Bend 2030’s executive director will resign at the end of the month because she disagrees with the nonprofit board’s decision to advocate for specific policy positions.
In a letter Thursday to Bend 2030 board Chairwoman Jillian Taylor and obtained by The Bulletin, Erin Foote Morgan said she is strongly opposed to the nonprofit organization, which focuses on public engagement, taking political advocacy positions. Foote Morgan did not return Bulletin messages.
“Our role — in my view — is to support community members to come together around their shared solutions for shaping the future of Bend and then assist them in their own implementation of those solutions,” she wrote in her resignation letter.
The Bend 2030 board of directors voted unanimously Dec. 8 to reaffirm its intention to advocate for policy positions, Foote Morgan wrote. Taylor did not return a phone call seeking details on the decision, and efforts to reach other board members were unsuccessful.
Foote Morgan has been Bend 2030’s executive director since 2015.
Her resignation occurs as the group is trying to launch its transportation engagement project, Move Bend, to coincide with major transportation plan updates from the city of Bend, Cascades East Transit, the Oregon Department of Transportation, the Bend Metropolitan Planning Organization and the Bend Park & Recreation District.
So far, Move Bend has launched an interactive website detailing different parts of the city’s transportation infrastructure.
Starting next year, the group plans to host community listening sessions and a four-part lecture series.
The Bend Metropolitan Planning Organization policy board, a five-member panel consisting of three Bend city councilors, a Deschutes County commissioner and an Oregon Department of Transportation area manager, was supposed to discuss a $20,000 grant request from Bend 2030 during a midday meeting Thursday but pushed the conversation because it ran out of time.
If the board decided to give Move Bend money, the funds would most likely come from the planning organization’s Surface Transportation Block Grant, a $1 million sum it receives annually from the federal government. Local governments have a lot of flexibility in how they use that money, and the Bend planning organization used its share in previous years to help the city repair bad roads.
Bend City Councilor Bill Moseley, who serves as chairman of the Bend Metropolitan Planning Organization policy board, said he would not support giving planning organization money to Move Bend because of his reservations about using federal money to fund nonprofit organizations.
“Too often, the MPO has been used as a piggy bank for pet causes,” Moseley said.
Deschutes County Commissioner Tony DeBone joked that Move Bend should give the planning organization money, but said he liked the goal of engaging more community members in and around Bend in the various government agencies’ transportation planning.
“There’s probably not extra funds,” he said after the meeting. “The people involved, let’s do it, but what would we be paying for?”
Funding from the planning organization, along with the $40,000 Move Bend received in donations and additional planned fundraising, will help pay for technology-based tools to better engage the community, Bend 2030 Treasurer Louis Capozzi said.
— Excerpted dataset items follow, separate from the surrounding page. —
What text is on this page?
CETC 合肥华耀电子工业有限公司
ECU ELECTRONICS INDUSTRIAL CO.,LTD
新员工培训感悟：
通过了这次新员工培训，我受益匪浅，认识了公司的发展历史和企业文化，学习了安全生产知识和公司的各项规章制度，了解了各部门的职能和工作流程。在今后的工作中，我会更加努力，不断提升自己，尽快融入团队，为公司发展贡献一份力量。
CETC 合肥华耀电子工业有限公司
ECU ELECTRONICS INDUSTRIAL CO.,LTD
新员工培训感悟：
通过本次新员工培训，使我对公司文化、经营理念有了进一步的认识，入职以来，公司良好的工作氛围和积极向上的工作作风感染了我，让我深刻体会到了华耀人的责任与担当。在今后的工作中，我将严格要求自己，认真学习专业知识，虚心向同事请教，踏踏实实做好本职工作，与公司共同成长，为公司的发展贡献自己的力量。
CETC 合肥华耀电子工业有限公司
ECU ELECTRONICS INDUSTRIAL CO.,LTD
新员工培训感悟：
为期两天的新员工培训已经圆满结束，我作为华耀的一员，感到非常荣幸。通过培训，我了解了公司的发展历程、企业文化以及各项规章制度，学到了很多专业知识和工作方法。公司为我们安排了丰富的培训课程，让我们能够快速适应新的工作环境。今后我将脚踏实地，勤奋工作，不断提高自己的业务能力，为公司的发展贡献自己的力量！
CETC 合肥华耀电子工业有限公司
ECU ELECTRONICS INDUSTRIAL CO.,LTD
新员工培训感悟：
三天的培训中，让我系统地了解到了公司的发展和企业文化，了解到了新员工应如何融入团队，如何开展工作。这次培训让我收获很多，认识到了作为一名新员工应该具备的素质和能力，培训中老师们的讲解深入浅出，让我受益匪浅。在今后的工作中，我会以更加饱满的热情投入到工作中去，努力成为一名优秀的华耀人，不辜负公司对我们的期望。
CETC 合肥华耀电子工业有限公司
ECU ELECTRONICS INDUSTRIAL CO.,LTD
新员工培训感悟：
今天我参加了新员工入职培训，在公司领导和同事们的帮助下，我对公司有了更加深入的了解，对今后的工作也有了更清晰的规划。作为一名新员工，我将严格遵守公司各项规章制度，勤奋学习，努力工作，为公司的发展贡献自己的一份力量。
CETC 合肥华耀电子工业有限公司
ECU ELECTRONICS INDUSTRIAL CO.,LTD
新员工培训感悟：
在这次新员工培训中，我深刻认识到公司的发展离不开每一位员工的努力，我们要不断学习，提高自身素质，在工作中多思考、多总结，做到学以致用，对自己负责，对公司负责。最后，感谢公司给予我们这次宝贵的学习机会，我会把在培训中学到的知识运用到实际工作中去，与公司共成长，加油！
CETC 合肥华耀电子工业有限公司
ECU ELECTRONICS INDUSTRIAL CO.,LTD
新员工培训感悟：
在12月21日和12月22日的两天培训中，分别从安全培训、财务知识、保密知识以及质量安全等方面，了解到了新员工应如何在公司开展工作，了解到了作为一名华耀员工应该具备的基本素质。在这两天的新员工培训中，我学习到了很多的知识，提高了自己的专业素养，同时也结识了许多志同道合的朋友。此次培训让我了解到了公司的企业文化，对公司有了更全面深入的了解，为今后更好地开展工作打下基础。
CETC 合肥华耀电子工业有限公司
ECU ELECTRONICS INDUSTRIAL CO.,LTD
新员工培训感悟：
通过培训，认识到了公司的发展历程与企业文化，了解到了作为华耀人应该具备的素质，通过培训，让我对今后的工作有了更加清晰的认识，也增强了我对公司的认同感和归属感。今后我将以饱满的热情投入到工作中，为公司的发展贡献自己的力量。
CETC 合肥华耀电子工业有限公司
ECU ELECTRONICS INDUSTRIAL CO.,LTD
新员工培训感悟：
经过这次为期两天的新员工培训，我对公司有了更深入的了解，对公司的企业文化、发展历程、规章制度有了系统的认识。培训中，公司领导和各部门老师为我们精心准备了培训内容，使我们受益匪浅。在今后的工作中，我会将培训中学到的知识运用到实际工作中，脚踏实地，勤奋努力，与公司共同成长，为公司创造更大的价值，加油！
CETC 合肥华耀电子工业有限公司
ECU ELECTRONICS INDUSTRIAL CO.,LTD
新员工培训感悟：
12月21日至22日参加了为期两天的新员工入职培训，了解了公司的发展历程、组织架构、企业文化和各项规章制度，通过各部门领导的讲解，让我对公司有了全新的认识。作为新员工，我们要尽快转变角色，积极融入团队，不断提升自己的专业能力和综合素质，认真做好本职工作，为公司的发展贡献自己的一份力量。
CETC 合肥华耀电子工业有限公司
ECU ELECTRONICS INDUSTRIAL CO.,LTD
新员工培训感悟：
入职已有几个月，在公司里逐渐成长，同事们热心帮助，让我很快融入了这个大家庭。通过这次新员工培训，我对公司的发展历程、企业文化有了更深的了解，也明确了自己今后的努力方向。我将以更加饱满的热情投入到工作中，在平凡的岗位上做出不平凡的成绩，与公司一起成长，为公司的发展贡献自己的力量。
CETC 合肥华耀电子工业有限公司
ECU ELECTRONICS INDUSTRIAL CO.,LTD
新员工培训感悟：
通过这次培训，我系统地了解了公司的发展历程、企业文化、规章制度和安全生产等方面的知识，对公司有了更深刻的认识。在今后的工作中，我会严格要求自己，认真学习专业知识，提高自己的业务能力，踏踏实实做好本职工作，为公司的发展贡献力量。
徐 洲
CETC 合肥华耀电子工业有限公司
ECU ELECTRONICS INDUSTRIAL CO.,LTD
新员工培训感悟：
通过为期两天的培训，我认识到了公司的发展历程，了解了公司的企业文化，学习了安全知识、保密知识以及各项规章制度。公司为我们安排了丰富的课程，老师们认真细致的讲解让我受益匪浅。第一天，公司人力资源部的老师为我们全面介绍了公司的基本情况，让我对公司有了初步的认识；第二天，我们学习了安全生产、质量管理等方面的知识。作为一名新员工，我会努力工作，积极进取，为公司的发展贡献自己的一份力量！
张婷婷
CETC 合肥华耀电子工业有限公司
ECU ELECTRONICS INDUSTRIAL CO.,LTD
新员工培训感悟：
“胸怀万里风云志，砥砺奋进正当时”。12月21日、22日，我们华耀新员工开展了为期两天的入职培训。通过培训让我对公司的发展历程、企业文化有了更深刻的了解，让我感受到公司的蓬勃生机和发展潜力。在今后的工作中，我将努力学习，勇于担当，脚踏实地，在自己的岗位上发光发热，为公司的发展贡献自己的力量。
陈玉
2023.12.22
He said the group isn’t doing much planning for how to spend money before it has it, but Move Bend is interested in using augmented reality products to demonstrate changes.
“An augmented reality tool might allow citizens to hold their phone up to an intersection in Bend and see what it would look like,” he said.
Capozzi did not return a subsequent voicemail with questions about the Bend 2030’s advocacy in light of Foote Morgan’s resignation, but he said Thursday morning that the group was focused exclusively on public input and education, not advocating for policies.
“Move Bend doesn’t have a point of view,” Capozzi said. “Move Bend doesn’t have an advocacy goal.”
One goal of the city of Bend’s transportation planning during the next year or so is to settle on a list of key streets that need to be replaced and ask voters to support a road bond to pay for those improvements. Move Bend does not share that goal, Capozzi said.
Bend 2030 did advocate for a failed local gas tax the city put on the ballot during a special election in 2016.
Following that election, the organization reworked its funding policies to separate its nonpartisan programming work, such as its affordable housing workgroup, from its advocacy.
At the time, the organization said it would continue to seek money from government bodies but would not use that money to advocate for specific policy positions.